Interesting that man has x and y chromosomes, and woman has only x chromosomes; the y being distinctly male, which the female does not posses. Interesting that they don't both have the same x and y, or that it is not the other way round where the female has the x and y and the male only x chromosomes.
In Genesis, it tells us that God made man and then made woman from man (literally took her from his side and formed her).
Can make one wonder if this is why man has the unique distinction - man has one "female(x)" and one "male(y)" and woman has only "female(x)".
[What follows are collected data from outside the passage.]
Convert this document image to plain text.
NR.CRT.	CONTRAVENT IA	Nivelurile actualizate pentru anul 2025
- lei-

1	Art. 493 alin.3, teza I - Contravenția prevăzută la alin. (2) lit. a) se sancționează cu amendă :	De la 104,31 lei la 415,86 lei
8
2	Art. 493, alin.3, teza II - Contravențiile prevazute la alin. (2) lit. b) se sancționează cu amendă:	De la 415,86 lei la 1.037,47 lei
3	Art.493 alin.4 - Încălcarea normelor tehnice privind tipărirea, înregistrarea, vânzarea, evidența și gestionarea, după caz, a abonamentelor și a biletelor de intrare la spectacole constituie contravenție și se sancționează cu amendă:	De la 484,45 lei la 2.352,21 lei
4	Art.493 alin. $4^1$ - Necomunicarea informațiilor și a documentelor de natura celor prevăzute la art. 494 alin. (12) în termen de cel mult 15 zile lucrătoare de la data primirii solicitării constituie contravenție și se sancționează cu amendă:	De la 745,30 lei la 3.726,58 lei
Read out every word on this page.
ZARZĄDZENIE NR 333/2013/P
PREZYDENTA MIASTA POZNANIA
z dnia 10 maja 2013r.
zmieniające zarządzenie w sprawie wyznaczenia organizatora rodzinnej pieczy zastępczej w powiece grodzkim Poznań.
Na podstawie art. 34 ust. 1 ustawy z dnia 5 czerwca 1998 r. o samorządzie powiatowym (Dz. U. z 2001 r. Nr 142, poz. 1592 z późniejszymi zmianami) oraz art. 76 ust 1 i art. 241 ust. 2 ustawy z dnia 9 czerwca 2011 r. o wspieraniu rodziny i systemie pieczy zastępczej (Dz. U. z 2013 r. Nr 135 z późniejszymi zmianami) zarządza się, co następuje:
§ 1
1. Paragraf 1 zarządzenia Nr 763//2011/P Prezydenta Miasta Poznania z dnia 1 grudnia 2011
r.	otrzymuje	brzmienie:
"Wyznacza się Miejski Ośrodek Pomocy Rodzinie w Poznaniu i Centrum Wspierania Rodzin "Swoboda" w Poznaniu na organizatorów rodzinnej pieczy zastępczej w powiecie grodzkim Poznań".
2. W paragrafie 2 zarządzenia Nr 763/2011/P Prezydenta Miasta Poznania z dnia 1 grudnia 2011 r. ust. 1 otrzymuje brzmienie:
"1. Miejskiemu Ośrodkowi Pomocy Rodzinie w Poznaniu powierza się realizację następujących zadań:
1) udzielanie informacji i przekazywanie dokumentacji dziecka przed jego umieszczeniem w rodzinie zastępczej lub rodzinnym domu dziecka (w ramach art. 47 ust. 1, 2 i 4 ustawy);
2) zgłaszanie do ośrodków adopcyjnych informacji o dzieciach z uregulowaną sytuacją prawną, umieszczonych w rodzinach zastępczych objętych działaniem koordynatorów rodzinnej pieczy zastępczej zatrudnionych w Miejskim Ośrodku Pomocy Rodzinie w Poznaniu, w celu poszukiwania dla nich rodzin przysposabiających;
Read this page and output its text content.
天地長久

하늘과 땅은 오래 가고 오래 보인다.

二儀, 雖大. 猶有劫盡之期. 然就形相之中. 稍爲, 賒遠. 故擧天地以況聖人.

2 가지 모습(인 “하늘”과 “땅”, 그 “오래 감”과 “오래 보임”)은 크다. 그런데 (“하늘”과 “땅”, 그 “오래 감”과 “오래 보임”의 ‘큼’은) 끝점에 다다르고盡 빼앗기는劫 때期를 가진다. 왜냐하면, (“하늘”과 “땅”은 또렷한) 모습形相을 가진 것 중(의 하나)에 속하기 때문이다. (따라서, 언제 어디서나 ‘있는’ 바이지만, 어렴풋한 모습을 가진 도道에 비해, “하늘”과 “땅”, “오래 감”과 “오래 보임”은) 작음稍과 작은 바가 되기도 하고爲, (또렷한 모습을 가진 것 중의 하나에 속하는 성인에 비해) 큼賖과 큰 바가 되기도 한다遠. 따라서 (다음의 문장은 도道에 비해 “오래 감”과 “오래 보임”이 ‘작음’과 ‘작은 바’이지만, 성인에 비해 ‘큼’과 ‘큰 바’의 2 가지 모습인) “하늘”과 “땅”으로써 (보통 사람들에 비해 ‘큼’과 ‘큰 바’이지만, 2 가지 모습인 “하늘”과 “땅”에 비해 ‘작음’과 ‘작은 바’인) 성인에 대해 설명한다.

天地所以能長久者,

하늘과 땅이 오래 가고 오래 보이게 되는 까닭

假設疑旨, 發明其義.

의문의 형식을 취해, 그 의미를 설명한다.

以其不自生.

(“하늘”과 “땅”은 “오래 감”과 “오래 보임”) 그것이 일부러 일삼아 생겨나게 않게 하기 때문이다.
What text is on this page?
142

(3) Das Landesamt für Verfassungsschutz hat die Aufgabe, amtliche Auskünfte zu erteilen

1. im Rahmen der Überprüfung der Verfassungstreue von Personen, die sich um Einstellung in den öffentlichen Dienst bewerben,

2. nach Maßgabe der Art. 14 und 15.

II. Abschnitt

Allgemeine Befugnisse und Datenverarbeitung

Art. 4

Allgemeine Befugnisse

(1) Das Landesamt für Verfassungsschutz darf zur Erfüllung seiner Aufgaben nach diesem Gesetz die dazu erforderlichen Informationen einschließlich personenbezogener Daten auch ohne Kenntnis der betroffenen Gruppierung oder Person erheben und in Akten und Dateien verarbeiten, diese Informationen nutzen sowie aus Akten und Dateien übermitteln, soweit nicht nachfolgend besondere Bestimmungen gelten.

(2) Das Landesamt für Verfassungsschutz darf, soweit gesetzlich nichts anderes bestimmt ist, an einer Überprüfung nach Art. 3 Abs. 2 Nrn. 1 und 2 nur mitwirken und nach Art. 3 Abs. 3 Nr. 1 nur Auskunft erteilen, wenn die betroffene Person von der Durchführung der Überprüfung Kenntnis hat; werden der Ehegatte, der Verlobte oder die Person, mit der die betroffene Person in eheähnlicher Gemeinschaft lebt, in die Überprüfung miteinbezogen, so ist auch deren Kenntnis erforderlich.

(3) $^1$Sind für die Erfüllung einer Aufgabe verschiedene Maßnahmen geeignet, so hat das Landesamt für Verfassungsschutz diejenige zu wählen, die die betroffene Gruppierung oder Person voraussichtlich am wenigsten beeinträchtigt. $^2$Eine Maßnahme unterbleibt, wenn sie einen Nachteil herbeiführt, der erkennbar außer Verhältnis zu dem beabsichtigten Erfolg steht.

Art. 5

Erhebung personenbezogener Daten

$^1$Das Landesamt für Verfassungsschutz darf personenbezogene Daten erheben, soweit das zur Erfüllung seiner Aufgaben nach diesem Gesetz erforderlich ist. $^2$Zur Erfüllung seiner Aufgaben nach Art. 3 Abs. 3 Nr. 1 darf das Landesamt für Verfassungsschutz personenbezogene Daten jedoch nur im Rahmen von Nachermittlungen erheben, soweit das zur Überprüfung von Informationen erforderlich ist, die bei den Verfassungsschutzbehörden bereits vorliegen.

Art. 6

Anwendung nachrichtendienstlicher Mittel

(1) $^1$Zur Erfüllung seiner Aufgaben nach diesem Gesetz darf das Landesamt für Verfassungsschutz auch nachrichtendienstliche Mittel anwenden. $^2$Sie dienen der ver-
Not saying the preceeding observation is correct, but I wonder if it could be connected?
Alan H.
I hope Richard Dawkins will be beating a path to the Y Chromosome decay faction to inform them that Evolutionary natural selection mandates increase in complexity over time so no decay or evolution falls. The only danger I see to the Y chromosone is from today's political correctness that states men should find their feminine side. To that I say I have done enough for that side as I have 3 daughters!
Chuck J.
I'm not at all surprised that God provided a mechanism to keep that chromosome in good shape. Here in America, I think one of the real threats to males is how the educators, politicians, doctors, and the other assorted experts have to a great extent and continue to try to feminize the American male. From Academia to entertainment, men are objects that need changing to be more like women and objects of ridicule for their "maleness". (And, women are being encouraged to be more like males.) One thing is for sure in this age of tolerance is that males cannot be tolerated for being male-as-is.